Jean-Luc Mélenchon a inversé la tendance face à Raphaël Glucksmann et s’impose désormais comme la personnalité politique la plus appréciée des sympathisants de gauche. Cette ascension marque un tournant dans la dynamique intra-gauche à quelques mois de l’élection présidentielle de 2027, mais elle s’accompagne d’un constat alarmant : le rêve d’une gauche unifiée s’éloigne.
Mélenchon recueille 49 % de cote d’adhésion, soit sept points de plus que François Hollande et François Ruffin, et dix points d’avance sur Raphaël Glucksmann. Impressionnant ? Certainement. Mais cette progression, documentée par le dernier baromètre Odoxa-Mascaret, ne doit pas occulter la réalité : Jean-Luc Mélenchon et Raphaël Glucksmann refusent toute participation à une primaire, fermant ainsi la porte à un processus démocratique que beaucoup attendaient.

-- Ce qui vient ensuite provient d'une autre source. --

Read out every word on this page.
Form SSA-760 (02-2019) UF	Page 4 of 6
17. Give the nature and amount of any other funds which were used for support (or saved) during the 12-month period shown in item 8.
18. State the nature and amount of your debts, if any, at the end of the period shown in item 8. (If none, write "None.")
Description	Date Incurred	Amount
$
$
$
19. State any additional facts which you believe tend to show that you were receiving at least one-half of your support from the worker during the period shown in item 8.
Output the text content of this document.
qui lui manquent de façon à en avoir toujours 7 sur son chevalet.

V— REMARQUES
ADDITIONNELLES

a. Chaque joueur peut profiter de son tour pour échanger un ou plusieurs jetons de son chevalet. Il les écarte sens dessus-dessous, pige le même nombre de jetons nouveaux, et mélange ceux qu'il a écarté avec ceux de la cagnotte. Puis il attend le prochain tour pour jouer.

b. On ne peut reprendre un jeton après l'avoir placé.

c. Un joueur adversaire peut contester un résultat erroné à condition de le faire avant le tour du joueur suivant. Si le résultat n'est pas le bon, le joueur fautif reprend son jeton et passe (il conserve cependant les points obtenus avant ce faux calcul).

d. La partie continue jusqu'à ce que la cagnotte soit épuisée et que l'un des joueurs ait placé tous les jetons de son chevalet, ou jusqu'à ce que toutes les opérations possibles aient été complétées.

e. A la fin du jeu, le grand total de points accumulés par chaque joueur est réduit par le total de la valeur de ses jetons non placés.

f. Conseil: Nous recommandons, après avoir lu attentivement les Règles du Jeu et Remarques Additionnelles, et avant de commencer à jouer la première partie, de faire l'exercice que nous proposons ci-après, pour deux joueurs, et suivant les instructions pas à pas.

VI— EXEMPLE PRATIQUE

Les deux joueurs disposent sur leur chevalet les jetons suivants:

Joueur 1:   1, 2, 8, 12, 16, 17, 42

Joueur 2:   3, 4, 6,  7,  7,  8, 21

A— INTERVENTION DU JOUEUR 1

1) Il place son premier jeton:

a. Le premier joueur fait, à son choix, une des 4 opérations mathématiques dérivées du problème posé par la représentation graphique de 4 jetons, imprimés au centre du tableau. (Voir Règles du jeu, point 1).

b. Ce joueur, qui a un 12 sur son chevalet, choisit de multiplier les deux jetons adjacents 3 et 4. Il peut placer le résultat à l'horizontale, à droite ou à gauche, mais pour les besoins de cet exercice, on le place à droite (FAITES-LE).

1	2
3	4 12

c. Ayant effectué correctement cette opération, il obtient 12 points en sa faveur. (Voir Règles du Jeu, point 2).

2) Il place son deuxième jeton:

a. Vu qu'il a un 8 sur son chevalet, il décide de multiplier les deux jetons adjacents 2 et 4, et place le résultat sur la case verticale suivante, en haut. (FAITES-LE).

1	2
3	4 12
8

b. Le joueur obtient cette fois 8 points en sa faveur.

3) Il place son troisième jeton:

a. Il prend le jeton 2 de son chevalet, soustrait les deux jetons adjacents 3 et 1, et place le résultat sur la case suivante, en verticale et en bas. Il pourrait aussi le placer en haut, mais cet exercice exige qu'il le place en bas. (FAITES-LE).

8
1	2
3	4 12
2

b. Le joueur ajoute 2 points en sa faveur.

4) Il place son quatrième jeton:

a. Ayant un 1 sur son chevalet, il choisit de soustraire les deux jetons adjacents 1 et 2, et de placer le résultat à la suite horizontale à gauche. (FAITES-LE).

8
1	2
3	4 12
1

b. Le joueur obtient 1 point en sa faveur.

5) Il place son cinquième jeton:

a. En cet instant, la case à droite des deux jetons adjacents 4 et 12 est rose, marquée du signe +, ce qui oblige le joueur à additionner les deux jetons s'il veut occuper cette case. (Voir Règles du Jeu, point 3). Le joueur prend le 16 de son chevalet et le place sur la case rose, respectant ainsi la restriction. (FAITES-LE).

Le message de Saint-Denis : la fin des compromis
Le contexte dans lequel s’opère ce redressement du leader insoumis est révélateur des fractures qui traversent la gauche française. La démonstration de force organisée par Jean-Luc Mélenchon le 7 juin à Saint-Denis pour son premier meeting visait aussi à envoyer un message clair à l’ensemble de la gauche : « la primaire est finie ». Un message sans équivoque : Mélenchon fait le choix de la confrontation plutôt que de la négociation.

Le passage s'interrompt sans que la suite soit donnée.